Distinguishing Mastocytosis From Mast Cell Activation Syndrome
Many people searching for a mastocytosis diagnosis are also trying to sort out whether their symptoms point to mast cell activation syndrome (MCAS) instead. The two conditions overlap in symptoms but differ in a critical way: mastocytosis involves an abnormal accumulation of mast cells (usually driven by the KIT mutation), while MCAS involves normal or near-normal numbers of mast cells that release their contents too easily.
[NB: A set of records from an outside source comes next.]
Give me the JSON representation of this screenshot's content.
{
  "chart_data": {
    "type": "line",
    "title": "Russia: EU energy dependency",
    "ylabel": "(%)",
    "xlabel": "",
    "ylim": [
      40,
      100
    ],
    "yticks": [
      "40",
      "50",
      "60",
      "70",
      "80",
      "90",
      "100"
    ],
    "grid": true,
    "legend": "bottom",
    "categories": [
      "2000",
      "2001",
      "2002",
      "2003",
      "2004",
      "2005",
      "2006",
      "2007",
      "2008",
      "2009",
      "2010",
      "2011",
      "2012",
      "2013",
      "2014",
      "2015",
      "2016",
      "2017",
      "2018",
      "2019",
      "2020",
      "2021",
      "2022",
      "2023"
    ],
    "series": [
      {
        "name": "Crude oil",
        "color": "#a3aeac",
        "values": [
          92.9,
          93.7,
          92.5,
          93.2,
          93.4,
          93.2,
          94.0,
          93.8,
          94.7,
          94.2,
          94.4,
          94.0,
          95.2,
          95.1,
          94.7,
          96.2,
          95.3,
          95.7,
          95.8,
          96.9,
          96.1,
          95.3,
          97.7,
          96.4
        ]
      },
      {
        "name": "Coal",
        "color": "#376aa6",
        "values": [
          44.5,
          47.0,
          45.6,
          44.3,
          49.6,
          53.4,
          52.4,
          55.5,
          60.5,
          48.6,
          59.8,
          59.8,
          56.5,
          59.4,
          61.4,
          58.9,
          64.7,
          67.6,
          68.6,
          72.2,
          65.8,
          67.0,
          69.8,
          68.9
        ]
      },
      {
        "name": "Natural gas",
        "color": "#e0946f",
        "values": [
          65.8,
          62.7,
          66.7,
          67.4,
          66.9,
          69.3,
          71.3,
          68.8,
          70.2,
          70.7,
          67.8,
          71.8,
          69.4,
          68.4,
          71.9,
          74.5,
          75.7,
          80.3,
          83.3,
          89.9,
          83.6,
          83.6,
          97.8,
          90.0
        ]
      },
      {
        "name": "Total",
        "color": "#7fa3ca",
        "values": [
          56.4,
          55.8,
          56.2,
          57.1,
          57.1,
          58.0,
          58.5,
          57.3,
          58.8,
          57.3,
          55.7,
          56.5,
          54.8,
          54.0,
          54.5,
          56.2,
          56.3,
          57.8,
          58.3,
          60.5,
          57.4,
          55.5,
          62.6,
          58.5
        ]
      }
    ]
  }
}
MCAS is diagnosed when three criteria are all met: recurrent symptoms consistent with mast cell activation affecting two or more organ systems, a documented rise in tryptase during an episode compared to baseline, and improvement with medications that block mast cell activity. If clonal markers are present, specifically the KIT D816V mutation or CD25/CD2 expression on mast cells, but the full criteria for systemic mastocytosis aren’t met, the diagnosis falls into a middle category called monoclonal mast cell activation syndrome. This is essentially a pre-mastocytosis state where clonal mast cells exist but haven’t accumulated enough to meet the WHO threshold.
The practical takeaway is that a negative bone marrow biopsy doesn’t necessarily mean your symptoms aren’t mast cell-related. It may simply redirect the diagnosis from mastocytosis to one of the mast cell activation disorders, which are managed differently.